As time went by, he and I became closer. Hung was glad to hear that. Things seemed to work out great that way. We were planning to co-operate to join hand to be one. Laughing relaxingly, he joked,
“Thanh, if I were a gay, I would fall in love with you.” Or
“Thanh, If I could be a lady, I would marry you.”
To respond, I spoke more seriously than ever,
“Gary, If I had been here earlier, we would have made a big difference in our teaching procedures.”
Gary told me several things about his life. One of the secrets he had rarely talked about was his youth. At the age of 19 he began gambling and he never tried to stop, he once heard an old guy who gave him a lift home say,
“A gambler is someone who tries to get something from nothing.”
He realized what the man meant to teach him but he could not win himself. He clearly told me more about the time he taught English in Korea, Japan and what had been happening to him when he was about to open a language school in China. I was especially concerned about his parents’ health conditions. I never heard him recall any of his colleagues so I guessed he hadn’t been friendly among them or that could mean to me that he was so strict to have some. He never felt shy to talk about anything. That 37-year-old guy revealed that he had made some mistakes in his adult-hood. He unbelievably ran a kind of one-person-painting company as he was a young good-looking guy. Some older widows or divorcees asked him to hang up with them or even ask him to be with them. He never lost himself but sometimes after drinking, he asked me to take him to gambling places and he later told me he lost all the money he had got. One night, on the way to a casino at about midnight, he summarized what he had lost and found in Sai Gon and then he revealed that he would be home for the loss.

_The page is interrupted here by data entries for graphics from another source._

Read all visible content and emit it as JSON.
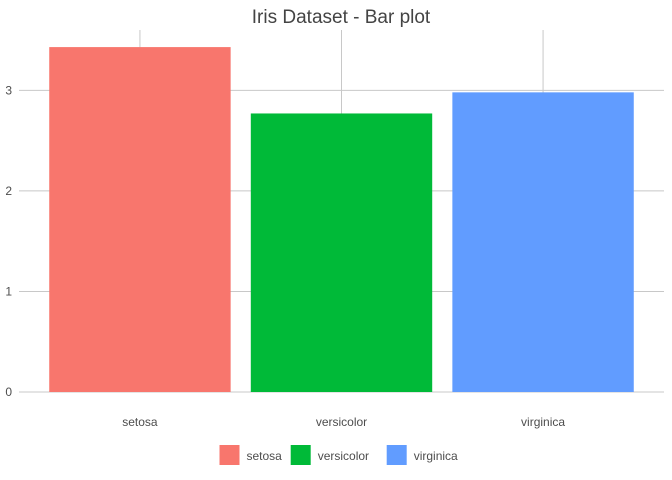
{
  "chart_data": {
    "type": "bar",
    "title": "Iris Dataset - Bar plot",
    "xlabel": "",
    "ylabel": "",
    "categories": [
      "setosa",
      "versicolor",
      "virginica"
    ],
    "values": [
      3.43,
      2.77,
      2.98
    ],
    "colors": [
      "#F8766D",
      "#00BA38",
      "#619CFF"
    ],
    "ylim": [
      0,
      3.6
    ],
    "yticks": [
      0,
      1,
      2,
      3
    ],
    "grid": true,
    "legend": {
      "position": "bottom",
      "entries": [
        "setosa",
        "versicolor",
        "virginica"
      ]
    }
  }
}
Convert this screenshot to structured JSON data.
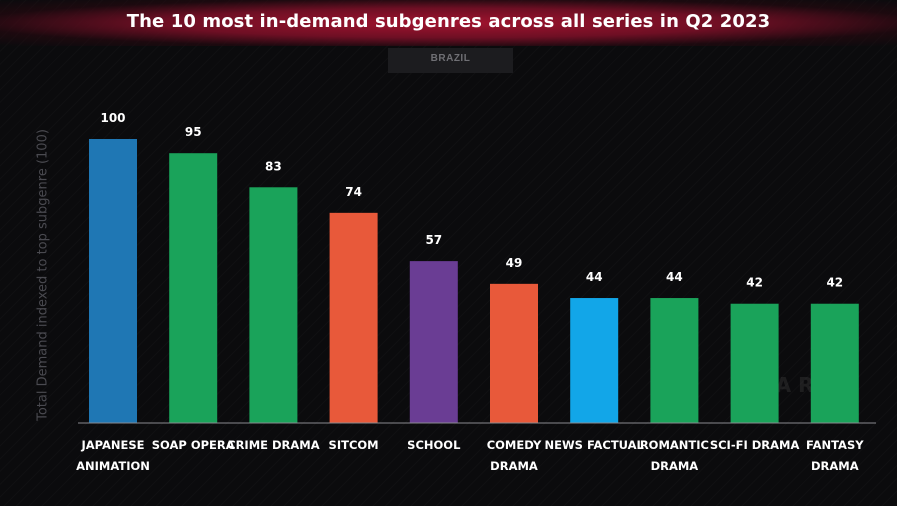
{
  "header": {
    "title": "The 10 most in-demand subgenres across all series in Q2 2023",
    "region_tab": "BRAZIL"
  },
  "chart_data": {
    "type": "bar",
    "title": "The 10 most in-demand subgenres across all series in Q2 2023",
    "xlabel": "",
    "ylabel": "Total Demand indexed to top subgenre (100)",
    "ylim": [
      0,
      100
    ],
    "grid": false,
    "categories": [
      [
        "JAPANESE",
        "ANIMATION"
      ],
      [
        "SOAP OPERA"
      ],
      [
        "CRIME DRAMA"
      ],
      [
        "SITCOM"
      ],
      [
        "SCHOOL"
      ],
      [
        "COMEDY",
        "DRAMA"
      ],
      [
        "NEWS FACTUAL"
      ],
      [
        "ROMANTIC",
        "DRAMA"
      ],
      [
        "SCI-FI DRAMA"
      ],
      [
        "FANTASY",
        "DRAMA"
      ]
    ],
    "values": [
      100,
      95,
      83,
      74,
      57,
      49,
      44,
      44,
      42,
      42
    ],
    "colors": [
      "#1f77b4",
      "#1aa35a",
      "#1aa35a",
      "#e8593a",
      "#6a3d94",
      "#e8593a",
      "#12a6e8",
      "#1aa35a",
      "#1aa35a",
      "#1aa35a"
    ]
  }
}
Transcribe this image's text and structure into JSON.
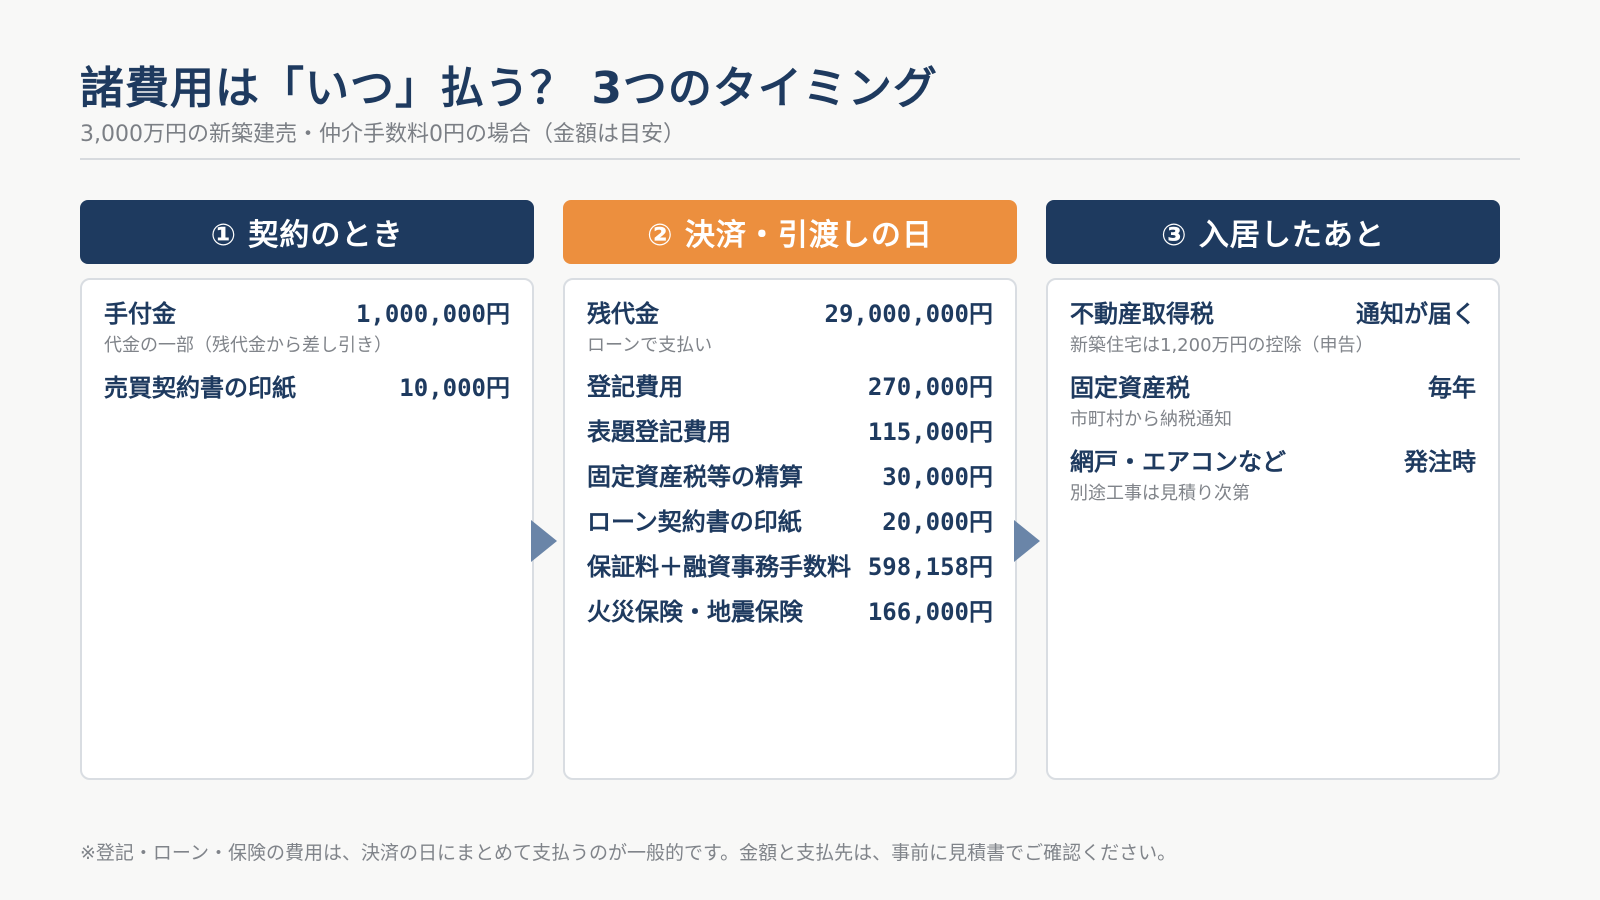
{
  "header": {
    "title": "諸費用は「いつ」払う？ 3つのタイミング",
    "subtitle": "3,000万円の新築建売・仲介手数料0円の場合（金額は目安）"
  },
  "columns": [
    {
      "heading": "① 契約のとき",
      "header_color": "#1e3a5f",
      "items": [
        {
          "label": "手付金",
          "amount": "1,000,000円",
          "note": "代金の一部（残代金から差し引き）"
        },
        {
          "label": "売買契約書の印紙",
          "amount": "10,000円"
        }
      ]
    },
    {
      "heading": "② 決済・引渡しの日",
      "header_color": "#ec8f3e",
      "items": [
        {
          "label": "残代金",
          "amount": "29,000,000円",
          "note": "ローンで支払い"
        },
        {
          "label": "登記費用",
          "amount": "270,000円"
        },
        {
          "label": "表題登記費用",
          "amount": "115,000円"
        },
        {
          "label": "固定資産税等の精算",
          "amount": "30,000円"
        },
        {
          "label": "ローン契約書の印紙",
          "amount": "20,000円"
        },
        {
          "label": "保証料＋融資事務手数料",
          "amount": "598,158円"
        },
        {
          "label": "火災保険・地震保険",
          "amount": "166,000円"
        }
      ]
    },
    {
      "heading": "③ 入居したあと",
      "header_color": "#1e3a5f",
      "items": [
        {
          "label": "不動産取得税",
          "amount": "通知が届く",
          "note": "新築住宅は1,200万円の控除（申告）"
        },
        {
          "label": "固定資産税",
          "amount": "毎年",
          "note": "市町村から納税通知"
        },
        {
          "label": "網戸・エアコンなど",
          "amount": "発注時",
          "note": "別途工事は見積り次第"
        }
      ]
    }
  ],
  "footnote": "※登記・ローン・保険の費用は、決済の日にまとめて支払うのが一般的です。金額と支払先は、事前に見積書でご確認ください。"
}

He showed me how much men need companionship. First he asked me to be beside him at a small restaurant on Pham Ngu Lao St. When he played poker, he asked me to have some beer with him and to have a look. He was the first ever invited me to 3 parties of his foreign friends. I was welcome and I was aware of being confident in any cases. Once while in a good mood of drinking, he took me to his friend’s restaurant, there he introduced me as a good friend of his.